I’ve avoided, for the most part, speaking about my work to anybody outside of this very small group. This impulse towards self-protection has to an extent been necessary, but it also limits the reach the work can have, the ideas with which it can interact and can shape it. More recently, I’ve set myself the task of trying to talk about the book to students and academics outside of creative writing. This was something I resisted doing for pretty much the first two and a half years of the PhD, in part because of the difficulty of translating what I am doing into an academic register, but in large part because of imposter syndrome. A creative practice differs from an analytical or critical one, and I couldn’t quite figure out how to talk about what I was doing and, more to the point, I simply felt that the book wasn’t intellectual or academic enough.
Of course, I had fallen into that stupid old trap, downplaying the value of my own work because I’d assumed that everybody else knew what they were doing. The book isn’t an academic book, but that doesn’t mean it can’t interact with, be shaped by and shape academic work. Ironically enough, I have not until now recognised what I have been experiencing as imposter syndrome because I assumed I was too mature and too wise to be suffering that old insecurity, and that on this occasion, by the logic of a kind of reverse exceptionalism, I really genuinely was the under-qualified person who had been put in the room as a result of some system error.
But then, a couple of months ago, I decided I really ought to just try being in the room. I started turning up more, putting myself out of my comfort zone, putting myself in the rooms where I thought I didn’t belong just to find out what was happening there, and to figure out if anybody else actually knew what they were doing. And, shockingly enough, it turns out that everybody else is in that room for the precise same reason — to figure out whether anybody else knows what they’re doing.
A cliché, such a cliché! You’ve heard it more than enough times, and so have I. But it bears repeating — again, again, and probably again — because, as I am once again learning, it’s so easy to forget what you thought you already knew: most people spend a great portion of their time feeling like they’re in the wrong room.

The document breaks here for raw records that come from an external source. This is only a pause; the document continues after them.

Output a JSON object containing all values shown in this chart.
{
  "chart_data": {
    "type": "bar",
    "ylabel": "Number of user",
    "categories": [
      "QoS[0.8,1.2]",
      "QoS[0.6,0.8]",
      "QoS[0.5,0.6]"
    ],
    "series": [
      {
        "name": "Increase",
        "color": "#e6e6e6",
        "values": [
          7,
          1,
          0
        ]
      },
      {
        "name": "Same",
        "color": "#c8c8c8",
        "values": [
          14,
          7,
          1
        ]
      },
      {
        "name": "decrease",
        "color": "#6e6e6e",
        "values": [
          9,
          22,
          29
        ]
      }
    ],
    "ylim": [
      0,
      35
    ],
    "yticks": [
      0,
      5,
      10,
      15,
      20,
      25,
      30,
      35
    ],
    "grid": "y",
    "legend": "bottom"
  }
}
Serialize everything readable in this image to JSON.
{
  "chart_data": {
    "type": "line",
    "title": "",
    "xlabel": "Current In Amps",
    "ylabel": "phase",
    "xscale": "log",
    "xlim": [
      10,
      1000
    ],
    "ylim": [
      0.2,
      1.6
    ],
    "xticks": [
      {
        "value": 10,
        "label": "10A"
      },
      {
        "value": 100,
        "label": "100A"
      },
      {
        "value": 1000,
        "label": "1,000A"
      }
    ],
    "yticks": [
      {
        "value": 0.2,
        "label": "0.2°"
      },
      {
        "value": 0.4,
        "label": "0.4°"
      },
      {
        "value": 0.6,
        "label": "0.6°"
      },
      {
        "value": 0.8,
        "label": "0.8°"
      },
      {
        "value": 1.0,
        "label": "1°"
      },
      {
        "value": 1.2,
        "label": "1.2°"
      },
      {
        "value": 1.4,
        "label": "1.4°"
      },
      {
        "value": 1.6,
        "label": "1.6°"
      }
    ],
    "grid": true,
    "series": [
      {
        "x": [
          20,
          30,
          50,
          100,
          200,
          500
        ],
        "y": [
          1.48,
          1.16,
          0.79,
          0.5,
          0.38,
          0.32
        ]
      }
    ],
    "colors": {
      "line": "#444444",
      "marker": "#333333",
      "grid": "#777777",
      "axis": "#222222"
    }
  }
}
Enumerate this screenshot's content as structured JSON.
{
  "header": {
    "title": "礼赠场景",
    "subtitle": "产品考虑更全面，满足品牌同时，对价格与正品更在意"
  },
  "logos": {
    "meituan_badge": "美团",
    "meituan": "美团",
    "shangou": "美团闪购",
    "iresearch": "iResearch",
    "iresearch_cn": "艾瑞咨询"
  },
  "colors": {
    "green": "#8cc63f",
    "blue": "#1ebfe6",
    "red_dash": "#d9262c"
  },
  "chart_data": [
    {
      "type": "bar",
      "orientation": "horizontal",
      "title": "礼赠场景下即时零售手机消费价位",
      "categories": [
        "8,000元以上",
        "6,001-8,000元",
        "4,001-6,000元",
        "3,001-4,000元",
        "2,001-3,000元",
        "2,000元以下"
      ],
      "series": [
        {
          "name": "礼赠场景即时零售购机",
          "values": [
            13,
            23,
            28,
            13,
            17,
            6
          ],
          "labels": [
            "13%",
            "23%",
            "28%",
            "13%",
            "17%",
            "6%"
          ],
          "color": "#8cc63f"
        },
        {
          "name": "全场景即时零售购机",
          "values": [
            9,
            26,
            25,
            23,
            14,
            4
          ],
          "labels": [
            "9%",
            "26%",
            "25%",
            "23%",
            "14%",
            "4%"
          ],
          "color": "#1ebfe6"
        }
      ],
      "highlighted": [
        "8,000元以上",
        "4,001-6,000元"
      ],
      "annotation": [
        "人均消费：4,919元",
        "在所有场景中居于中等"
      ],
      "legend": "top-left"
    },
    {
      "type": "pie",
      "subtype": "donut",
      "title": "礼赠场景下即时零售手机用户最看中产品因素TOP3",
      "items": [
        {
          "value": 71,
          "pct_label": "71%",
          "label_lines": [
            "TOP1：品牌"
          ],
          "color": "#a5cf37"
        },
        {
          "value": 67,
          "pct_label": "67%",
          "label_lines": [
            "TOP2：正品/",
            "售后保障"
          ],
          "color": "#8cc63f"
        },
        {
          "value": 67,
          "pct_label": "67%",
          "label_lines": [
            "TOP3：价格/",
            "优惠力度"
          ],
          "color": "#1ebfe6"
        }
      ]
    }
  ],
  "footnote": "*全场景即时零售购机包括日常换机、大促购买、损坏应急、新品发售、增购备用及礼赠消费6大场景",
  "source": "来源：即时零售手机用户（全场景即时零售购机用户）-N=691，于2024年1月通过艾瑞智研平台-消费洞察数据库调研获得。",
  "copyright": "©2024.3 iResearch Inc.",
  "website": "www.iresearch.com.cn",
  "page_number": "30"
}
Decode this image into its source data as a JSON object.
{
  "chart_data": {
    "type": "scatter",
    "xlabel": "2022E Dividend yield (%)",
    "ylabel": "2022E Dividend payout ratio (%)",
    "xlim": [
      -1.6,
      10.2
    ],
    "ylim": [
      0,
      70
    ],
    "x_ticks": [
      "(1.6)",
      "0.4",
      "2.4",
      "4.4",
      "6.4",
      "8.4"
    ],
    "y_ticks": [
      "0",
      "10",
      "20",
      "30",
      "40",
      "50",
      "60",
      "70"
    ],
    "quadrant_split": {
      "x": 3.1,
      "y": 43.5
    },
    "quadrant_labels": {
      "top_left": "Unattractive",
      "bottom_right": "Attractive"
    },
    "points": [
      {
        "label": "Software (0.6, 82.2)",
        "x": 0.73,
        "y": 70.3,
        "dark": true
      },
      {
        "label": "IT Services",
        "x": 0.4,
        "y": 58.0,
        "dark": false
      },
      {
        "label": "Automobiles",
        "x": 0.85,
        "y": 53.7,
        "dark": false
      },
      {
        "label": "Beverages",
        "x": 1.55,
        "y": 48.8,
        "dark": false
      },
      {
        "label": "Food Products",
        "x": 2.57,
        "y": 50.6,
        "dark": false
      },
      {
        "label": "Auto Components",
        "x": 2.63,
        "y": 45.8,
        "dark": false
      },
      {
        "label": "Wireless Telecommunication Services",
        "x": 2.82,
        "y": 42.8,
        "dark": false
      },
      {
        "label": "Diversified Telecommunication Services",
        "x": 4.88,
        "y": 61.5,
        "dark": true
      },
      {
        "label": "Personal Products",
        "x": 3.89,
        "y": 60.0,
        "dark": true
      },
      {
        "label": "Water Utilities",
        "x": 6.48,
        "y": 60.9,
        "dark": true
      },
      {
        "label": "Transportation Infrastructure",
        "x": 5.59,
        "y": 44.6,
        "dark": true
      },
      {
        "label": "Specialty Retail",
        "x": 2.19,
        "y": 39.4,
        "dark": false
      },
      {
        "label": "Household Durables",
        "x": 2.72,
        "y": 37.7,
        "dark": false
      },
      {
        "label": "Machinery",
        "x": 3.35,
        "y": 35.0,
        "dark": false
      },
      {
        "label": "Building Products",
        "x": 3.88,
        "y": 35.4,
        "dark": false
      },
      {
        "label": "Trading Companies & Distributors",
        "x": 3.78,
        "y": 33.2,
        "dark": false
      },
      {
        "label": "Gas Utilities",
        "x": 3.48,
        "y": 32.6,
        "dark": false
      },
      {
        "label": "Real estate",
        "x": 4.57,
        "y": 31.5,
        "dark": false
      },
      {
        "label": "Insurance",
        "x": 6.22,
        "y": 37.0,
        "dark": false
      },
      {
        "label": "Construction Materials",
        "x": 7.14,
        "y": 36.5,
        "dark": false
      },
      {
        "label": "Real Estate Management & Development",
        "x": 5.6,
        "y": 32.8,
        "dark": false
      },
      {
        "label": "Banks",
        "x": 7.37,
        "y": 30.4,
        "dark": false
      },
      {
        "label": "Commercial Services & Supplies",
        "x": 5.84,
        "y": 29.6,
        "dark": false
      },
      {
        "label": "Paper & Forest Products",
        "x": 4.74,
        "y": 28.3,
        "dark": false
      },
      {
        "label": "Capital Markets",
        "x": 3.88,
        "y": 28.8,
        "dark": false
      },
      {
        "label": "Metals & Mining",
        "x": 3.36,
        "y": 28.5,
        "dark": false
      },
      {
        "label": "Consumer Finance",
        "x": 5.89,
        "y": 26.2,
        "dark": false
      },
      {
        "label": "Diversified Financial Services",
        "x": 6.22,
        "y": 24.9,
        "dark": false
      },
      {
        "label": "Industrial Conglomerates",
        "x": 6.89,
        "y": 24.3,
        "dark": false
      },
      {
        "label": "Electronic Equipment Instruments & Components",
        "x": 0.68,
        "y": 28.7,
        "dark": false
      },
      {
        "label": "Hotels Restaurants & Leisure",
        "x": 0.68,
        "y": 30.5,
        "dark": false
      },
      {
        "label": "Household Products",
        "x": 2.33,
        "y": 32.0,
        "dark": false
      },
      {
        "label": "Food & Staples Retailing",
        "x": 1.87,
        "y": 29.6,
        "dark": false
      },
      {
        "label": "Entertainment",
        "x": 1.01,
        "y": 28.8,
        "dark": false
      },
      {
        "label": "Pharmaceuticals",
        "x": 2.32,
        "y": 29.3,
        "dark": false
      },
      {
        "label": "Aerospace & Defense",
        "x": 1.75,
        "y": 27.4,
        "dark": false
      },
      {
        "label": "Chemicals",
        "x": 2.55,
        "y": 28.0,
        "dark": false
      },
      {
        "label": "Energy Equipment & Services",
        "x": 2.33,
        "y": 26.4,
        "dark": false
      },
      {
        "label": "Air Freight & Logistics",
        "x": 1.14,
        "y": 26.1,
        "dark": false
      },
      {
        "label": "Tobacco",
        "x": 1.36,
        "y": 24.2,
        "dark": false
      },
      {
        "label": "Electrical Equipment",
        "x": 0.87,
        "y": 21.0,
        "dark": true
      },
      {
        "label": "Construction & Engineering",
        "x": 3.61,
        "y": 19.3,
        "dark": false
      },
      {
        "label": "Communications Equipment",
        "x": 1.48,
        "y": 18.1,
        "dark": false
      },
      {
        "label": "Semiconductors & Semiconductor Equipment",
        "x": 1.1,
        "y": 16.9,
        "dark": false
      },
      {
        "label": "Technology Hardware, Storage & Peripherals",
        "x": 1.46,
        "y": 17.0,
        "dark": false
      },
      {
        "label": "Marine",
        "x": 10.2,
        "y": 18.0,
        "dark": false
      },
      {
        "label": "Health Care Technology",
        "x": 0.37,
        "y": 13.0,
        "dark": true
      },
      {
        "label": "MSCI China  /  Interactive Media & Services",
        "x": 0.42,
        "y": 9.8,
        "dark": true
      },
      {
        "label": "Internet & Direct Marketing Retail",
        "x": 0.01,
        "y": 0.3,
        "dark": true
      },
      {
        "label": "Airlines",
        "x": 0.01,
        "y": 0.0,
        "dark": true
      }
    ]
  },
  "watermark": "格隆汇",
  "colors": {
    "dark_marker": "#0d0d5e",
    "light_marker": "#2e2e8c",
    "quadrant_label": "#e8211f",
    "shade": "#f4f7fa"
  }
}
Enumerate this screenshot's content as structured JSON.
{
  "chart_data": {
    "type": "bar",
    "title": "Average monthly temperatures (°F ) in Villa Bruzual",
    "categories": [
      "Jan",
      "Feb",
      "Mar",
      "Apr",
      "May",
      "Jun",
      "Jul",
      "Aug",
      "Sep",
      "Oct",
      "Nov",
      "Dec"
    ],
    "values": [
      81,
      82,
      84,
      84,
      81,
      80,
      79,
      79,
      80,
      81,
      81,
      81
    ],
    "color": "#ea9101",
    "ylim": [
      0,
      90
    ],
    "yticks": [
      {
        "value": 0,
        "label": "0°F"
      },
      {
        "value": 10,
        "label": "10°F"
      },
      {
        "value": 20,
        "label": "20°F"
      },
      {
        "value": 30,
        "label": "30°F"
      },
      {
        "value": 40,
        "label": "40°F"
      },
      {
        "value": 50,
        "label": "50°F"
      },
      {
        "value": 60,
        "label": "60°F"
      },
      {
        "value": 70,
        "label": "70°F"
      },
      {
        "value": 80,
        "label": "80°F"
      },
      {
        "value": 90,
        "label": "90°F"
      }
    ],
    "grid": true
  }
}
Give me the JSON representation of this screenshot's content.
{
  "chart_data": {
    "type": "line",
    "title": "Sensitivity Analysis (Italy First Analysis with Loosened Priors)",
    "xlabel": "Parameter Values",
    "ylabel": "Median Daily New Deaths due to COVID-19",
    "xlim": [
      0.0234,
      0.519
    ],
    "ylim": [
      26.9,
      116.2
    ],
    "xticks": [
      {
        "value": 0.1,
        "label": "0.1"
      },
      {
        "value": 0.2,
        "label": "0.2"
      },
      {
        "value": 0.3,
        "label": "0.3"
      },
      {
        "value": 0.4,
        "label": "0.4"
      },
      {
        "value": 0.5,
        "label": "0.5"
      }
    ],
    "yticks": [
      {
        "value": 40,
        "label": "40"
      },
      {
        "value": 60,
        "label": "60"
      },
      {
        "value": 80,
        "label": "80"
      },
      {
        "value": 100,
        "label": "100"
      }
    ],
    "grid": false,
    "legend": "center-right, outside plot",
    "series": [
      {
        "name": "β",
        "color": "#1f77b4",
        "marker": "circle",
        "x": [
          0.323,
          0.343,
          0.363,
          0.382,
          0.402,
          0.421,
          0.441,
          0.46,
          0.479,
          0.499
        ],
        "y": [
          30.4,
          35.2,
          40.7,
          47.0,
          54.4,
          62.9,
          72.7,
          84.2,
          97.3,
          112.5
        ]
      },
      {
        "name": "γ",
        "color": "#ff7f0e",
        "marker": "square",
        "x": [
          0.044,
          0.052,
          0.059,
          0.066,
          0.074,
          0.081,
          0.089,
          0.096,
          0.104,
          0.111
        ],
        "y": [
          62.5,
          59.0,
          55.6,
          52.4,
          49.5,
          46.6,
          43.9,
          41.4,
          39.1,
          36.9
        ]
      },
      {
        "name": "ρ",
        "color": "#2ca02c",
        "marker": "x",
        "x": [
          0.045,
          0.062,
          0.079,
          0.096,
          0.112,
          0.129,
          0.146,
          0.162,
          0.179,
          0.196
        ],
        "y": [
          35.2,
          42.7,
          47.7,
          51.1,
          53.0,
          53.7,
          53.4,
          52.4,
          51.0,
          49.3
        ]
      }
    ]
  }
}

So, what happens, when you stick around in the room? Plenty of times, nothing. Simply, you were in the room, and maybe you feel a little encouraged or at least not discouraged about going back. Other times, there is something that happens. On Thursday I stood up and spoke for fifteen minutes to a lecture hall full of strangers about why I’m writing a book about desire and sexual violence, and the reasons for which I’ve thought along the way that perhaps this was a book I shouldn’t be writing. Waiting to speak, I felt nauseated. I considered feigning a sudden vomiting virus, handing my paper to someone else to deliver, or else simply refusing to get up. But I did get up, and I gave the talk anyway, and when I’d finished, the people who came up to speak to me afterwards said, of all things, that I had seemed so very confident in what I was saying (for this we can thank beta blockers), and that there was something about what I had said resonated — sometimes personally, but mostly in relation to their research, their ideas, ideas they were interested in, their art. Human experience is, after all, human experience, and if we have the courage to speak directly to it, then it will always somehow resonate. But, of course, we can only speak directly to it, and be heard, if we’re in the room. Which is, of course, a privilege that should not be overlooked.
So, here’s the point, just in case you need reminding, like I did. If you feel nervous about being in the room, if you feel you’re in the wrong room, then try sticking around anyway. You’ll be surprised by what you might find there.